В целом, после истории с визитом в «Мемориал» «активистов» и с последующей повышенной активностью прокуратуры, было понятно, что это новая волна репрессий против организации. Но мне почему-то хватало наивности думать, что пойти на ликвидацию они не посмеют, может быть, это была такая психологическая защита.

— Давай представим, что все пойдет по наихудшему сценарию, и Правозащитный центр не сможет продолжить работу. Сколько людей останется без помощи, сколько жалоб в ЕСПЧ ты не сможешь довести до конца?

— От закрытия ПЦ пострадает в первую очередь Северный Кавказ. Если за то, чтобы вести дела политиков вроде Янкаускаса и Галяминой (ПЦ «Мемориал» представляет политиков в ЕСПЧ. — Ред.), выстраивается очередь, их моментально подберут пять других правозащитных организаций и будут только рады популярным фамилиям, то на Северном Кавказе, конечно, такого не будет.
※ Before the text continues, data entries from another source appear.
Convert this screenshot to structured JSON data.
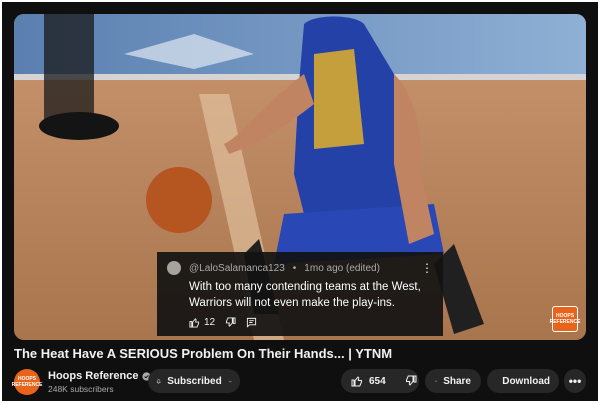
{
  "comment": {
    "author": "@LaloSalamanca123",
    "time": "1mo ago (edited)",
    "text": "With too many contending teams at the West,\nWarriors will not even make the play-ins.",
    "likes": "12"
  },
  "watermark": {
    "text": "HOOPS REFERENCE"
  },
  "video": {
    "title": "The Heat Have A SERIOUS Problem On Their Hands... | YTNM"
  },
  "channel": {
    "name": "Hoops Reference",
    "subscribers": "248K subscribers",
    "avatar_text": "HOOPS REFERENCE"
  },
  "actions": {
    "subscribed_label": "Subscribed",
    "like_count": "654",
    "share_label": "Share",
    "download_label": "Download"
  },
  "colors": {
    "accent": "#e8641b",
    "background": "#0f0f0f",
    "pill": "#272727"
  }
}
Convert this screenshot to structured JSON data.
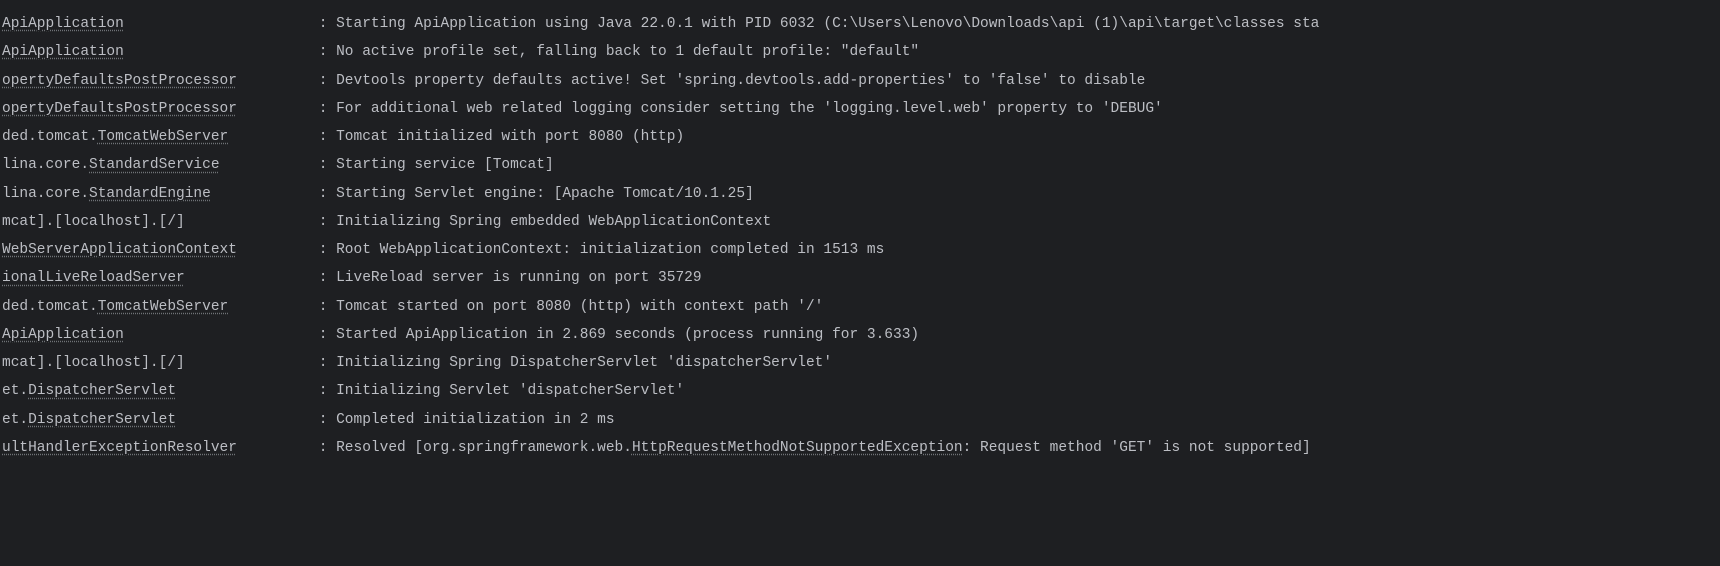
{
  "log_lines": [
    {
      "logger": "ApiApplication",
      "logger_prefix": "",
      "logger_main": "ApiApplication",
      "separator": " : ",
      "message": "Starting ApiApplication using Java 22.0.1 with PID 6032 (C:\\Users\\Lenovo\\Downloads\\api (1)\\api\\target\\classes sta"
    },
    {
      "logger": "ApiApplication",
      "logger_prefix": "",
      "logger_main": "ApiApplication",
      "separator": " : ",
      "message": "No active profile set, falling back to 1 default profile: \"default\""
    },
    {
      "logger": "opertyDefaultsPostProcessor",
      "logger_prefix": "",
      "logger_main": "opertyDefaultsPostProcessor",
      "separator": " : ",
      "message": "Devtools property defaults active! Set 'spring.devtools.add-properties' to 'false' to disable"
    },
    {
      "logger": "opertyDefaultsPostProcessor",
      "logger_prefix": "",
      "logger_main": "opertyDefaultsPostProcessor",
      "separator": " : ",
      "message": "For additional web related logging consider setting the 'logging.level.web' property to 'DEBUG'"
    },
    {
      "logger": "ded.tomcat.TomcatWebServer",
      "logger_prefix": "ded.tomcat.",
      "logger_main": "TomcatWebServer",
      "separator": " : ",
      "message": "Tomcat initialized with port 8080 (http)"
    },
    {
      "logger": "lina.core.StandardService",
      "logger_prefix": "lina.core.",
      "logger_main": "StandardService",
      "separator": " : ",
      "message": "Starting service [Tomcat]"
    },
    {
      "logger": "lina.core.StandardEngine",
      "logger_prefix": "lina.core.",
      "logger_main": "StandardEngine",
      "separator": " : ",
      "message": "Starting Servlet engine: [Apache Tomcat/10.1.25]"
    },
    {
      "logger": "mcat].[localhost].[/]",
      "logger_prefix": "mcat].[localhost].[/]",
      "logger_main": "",
      "separator": " : ",
      "message": "Initializing Spring embedded WebApplicationContext"
    },
    {
      "logger": "WebServerApplicationContext",
      "logger_prefix": "",
      "logger_main": "WebServerApplicationContext",
      "separator": " : ",
      "message": "Root WebApplicationContext: initialization completed in 1513 ms"
    },
    {
      "logger": "ionalLiveReloadServer",
      "logger_prefix": "",
      "logger_main": "ionalLiveReloadServer",
      "separator": " : ",
      "message": "LiveReload server is running on port 35729"
    },
    {
      "logger": "ded.tomcat.TomcatWebServer",
      "logger_prefix": "ded.tomcat.",
      "logger_main": "TomcatWebServer",
      "separator": " : ",
      "message": "Tomcat started on port 8080 (http) with context path '/'"
    },
    {
      "logger": "ApiApplication",
      "logger_prefix": "",
      "logger_main": "ApiApplication",
      "separator": " : ",
      "message": "Started ApiApplication in 2.869 seconds (process running for 3.633)"
    },
    {
      "logger": "mcat].[localhost].[/]",
      "logger_prefix": "mcat].[localhost].[/]",
      "logger_main": "",
      "separator": " : ",
      "message": "Initializing Spring DispatcherServlet 'dispatcherServlet'"
    },
    {
      "logger": "et.DispatcherServlet",
      "logger_prefix": "et.",
      "logger_main": "DispatcherServlet",
      "separator": " : ",
      "message": "Initializing Servlet 'dispatcherServlet'"
    },
    {
      "logger": "et.DispatcherServlet",
      "logger_prefix": "et.",
      "logger_main": "DispatcherServlet",
      "separator": " : ",
      "message": "Completed initialization in 2 ms"
    },
    {
      "logger": "ultHandlerExceptionResolver",
      "logger_prefix": "",
      "logger_main": "ultHandlerExceptionResolver",
      "separator": " : ",
      "message_prefix": "Resolved [org.springframework.web.",
      "exception_class": "HttpRequestMethodNotSupportedException",
      "message_suffix": ": Request method 'GET' is not supported]"
    }
  ]
}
Лично на мне три десятка жалоб, рассматриваемых в ЕСПЧ, всего на Правозащитном центре — около двухсот пятидесяти, еще не завершенных, но уже поданных. Я буду надеяться, что смогу довести дела до конца и представлять своих заявителей в личном качестве, даже если я буду далека от «Мемориала» или «Мемориала» вообще не станет.

В целом, я бы сказала, мы все понимаем, что если судебные дела «Мемориалов» пойдут по самому плохому сценарию, то через несколько лет с этим же сценарием столкнутся и все остальные правозащитники. Ликвидацию можно сравнить с уголовным делом, но только для юрлиц, простите за такое сопоставление. Людей «ликвидируют» в тюрьмы, юрлица ликвидируются из единого реестра.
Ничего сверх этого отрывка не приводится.